Over the past decade, artificial intelligence (AI) technologies have achieved great success in many fields. With the increasing abundance of biomedical data, many AI-driven predictive models have been introduced into the field of drug discovery and development, including convolutional neural networks (CNNs)10, recurrent neural networks (RNNs)11, and graph neural networks (GNNs)12. In particular, GNNs consider the input molecules as graphs with attributes, and obtain graph embeddings through the three steps of message passing, aggregation, and updating13. Studies have shown that the attention mechanism serves to improve both the efficiency and accuracy of the model by directing its focus towards feature information that is more relevant to the given task14,15. Combining attention mechanisms with GNNs can better reveal the relative importance of structural fragments within a compound.
Typically, chemists with extensive expertise segment molecules based on chemical rules. In contrast, machine intelligence-oriented perspective, while lacking domain knowledge, provide a distinctive paradigm by segmenting molecules based on mathematical logic (i.e., statistics). Through a comparative analysis of these fragmentation methods, our investigation illuminates that AI-based models segments unique fragments that are feasible in the virtual world but may not be applicable in the real world. This discrepancy between reality and virtuality underscores the intrinsic advantage of AI-based methods, as they enable the exploration of uncharted territories and overcome the limitations of traditional methods. Consequently, the potential of AI to transcend the boundaries of established chemical paradigms becomes manifest, opening frontiers in the field of molecular segmentation.
On this basis, we propose DigFrag, a digital fragmentation method based on the graph attention mechanism, which gets rid of the constraints of traditional chemical rules and segments drug/pesticide molecules with attention weights (i.e., contribution to the prediction task) oriented to ultimately obtain the drug/pesticide-like fragments from the perspective of machine intelligence rather than human expertise. Comparison results show that the structural diversity of the fragments segmented by DigFrag is higher. In addition, the application of these fragments to deep generative models yields desirable compounds, highlighting the potential of DigFrag in FBDD. The scheme of this work is depicted in Fig. 1. We believe that DigFrag is a more applicable fragmentation method for AI drug discovery.
Results
Comparison of the property distributions of segmented fragments
Prior to comparison, we trained the models to segment drug/pesticide fragments. The results of the five-fold cross-validation are presented in Supplementary Table 1. It can be seen that these models demonstrated excellent and robust performance across the three key metrics, with accuracy, area under the curve (AUC), and Matthews correlation coefficient (MCC) exceeding 0.90, 0.96, and 0.80, respectively.

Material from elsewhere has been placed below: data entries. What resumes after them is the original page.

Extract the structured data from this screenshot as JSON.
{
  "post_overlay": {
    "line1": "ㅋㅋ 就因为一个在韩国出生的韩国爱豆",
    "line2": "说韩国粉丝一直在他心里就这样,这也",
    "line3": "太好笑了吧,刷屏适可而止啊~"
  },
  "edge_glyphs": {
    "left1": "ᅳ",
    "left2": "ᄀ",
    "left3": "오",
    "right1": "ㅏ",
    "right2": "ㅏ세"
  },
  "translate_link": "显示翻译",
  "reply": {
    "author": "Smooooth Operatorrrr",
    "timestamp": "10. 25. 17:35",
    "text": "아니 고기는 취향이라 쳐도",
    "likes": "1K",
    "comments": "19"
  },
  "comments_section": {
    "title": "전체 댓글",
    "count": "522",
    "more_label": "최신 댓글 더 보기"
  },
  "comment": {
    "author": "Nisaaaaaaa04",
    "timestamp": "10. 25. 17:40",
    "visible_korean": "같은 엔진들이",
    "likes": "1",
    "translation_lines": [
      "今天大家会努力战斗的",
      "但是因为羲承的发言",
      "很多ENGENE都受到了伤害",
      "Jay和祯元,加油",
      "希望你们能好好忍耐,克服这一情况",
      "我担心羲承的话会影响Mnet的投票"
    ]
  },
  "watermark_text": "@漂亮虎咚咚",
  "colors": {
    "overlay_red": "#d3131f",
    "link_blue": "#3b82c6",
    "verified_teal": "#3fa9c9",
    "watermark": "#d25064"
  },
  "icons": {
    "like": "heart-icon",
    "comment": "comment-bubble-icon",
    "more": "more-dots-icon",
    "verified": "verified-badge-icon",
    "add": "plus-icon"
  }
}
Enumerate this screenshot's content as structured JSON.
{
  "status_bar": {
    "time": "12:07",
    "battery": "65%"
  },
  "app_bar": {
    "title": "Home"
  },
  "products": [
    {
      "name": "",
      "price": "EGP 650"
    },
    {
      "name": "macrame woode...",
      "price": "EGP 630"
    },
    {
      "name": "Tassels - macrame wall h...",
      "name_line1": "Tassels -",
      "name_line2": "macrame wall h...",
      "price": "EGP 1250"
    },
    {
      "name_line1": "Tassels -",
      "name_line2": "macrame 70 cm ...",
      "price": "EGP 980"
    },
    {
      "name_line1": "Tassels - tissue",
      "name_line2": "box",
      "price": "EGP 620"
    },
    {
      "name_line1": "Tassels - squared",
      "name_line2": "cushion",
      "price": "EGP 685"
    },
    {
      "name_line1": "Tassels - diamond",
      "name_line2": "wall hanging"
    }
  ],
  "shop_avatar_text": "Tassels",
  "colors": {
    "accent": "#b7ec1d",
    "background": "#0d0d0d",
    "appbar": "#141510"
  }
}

Next, we conducted an in-depth evaluation of the fragments obtained by the proposed method (DigFrag), the conventional methods (RECAP5 and BRICS6), and the latest method (MacFrag8), focusing on the property distributions as a critical metric of comparison. As shown in Table 1 and Supplementary Fig. 1, for drug fragments, the DigFrag fragments were much closer to the BRICS fragments in terms of property distributions. For example, the differences in molecular weight and the number of hydrogen bond acceptors between the two groups of fragments were not significant. Interestingly, we found that the DigFrag fragments had a significantly higher number of rotatable bonds compared to the BRICS fragments, which may be attributed to their unique cleavage of cyclic bonds. However, for pesticide fragments, the properties of the DigFrag fragments were distributed in lower regions (Table 2 and Supplementary Fig. 2). Taking molecular weight as an example, the average molecular weight of DigFrag fragments was 137.07, signifying a substantial reduction in comparison with the other three fragments. It should be noted that all properties of the DigFrag fragments showed a similar trend, whether they were drugs or pesticides. In addition, we calculated the number of fragments obtained following the segmentation of each drug/pesticide molecule by the four methods. As shown in Supplementary Fig. 3, none of these methods, except MacFrag, segmented the molecule into more than 20 fragments. In terms of distributions, DigFrag displayed greater similarity to BRICS, and both methods tended to segment smaller fragments.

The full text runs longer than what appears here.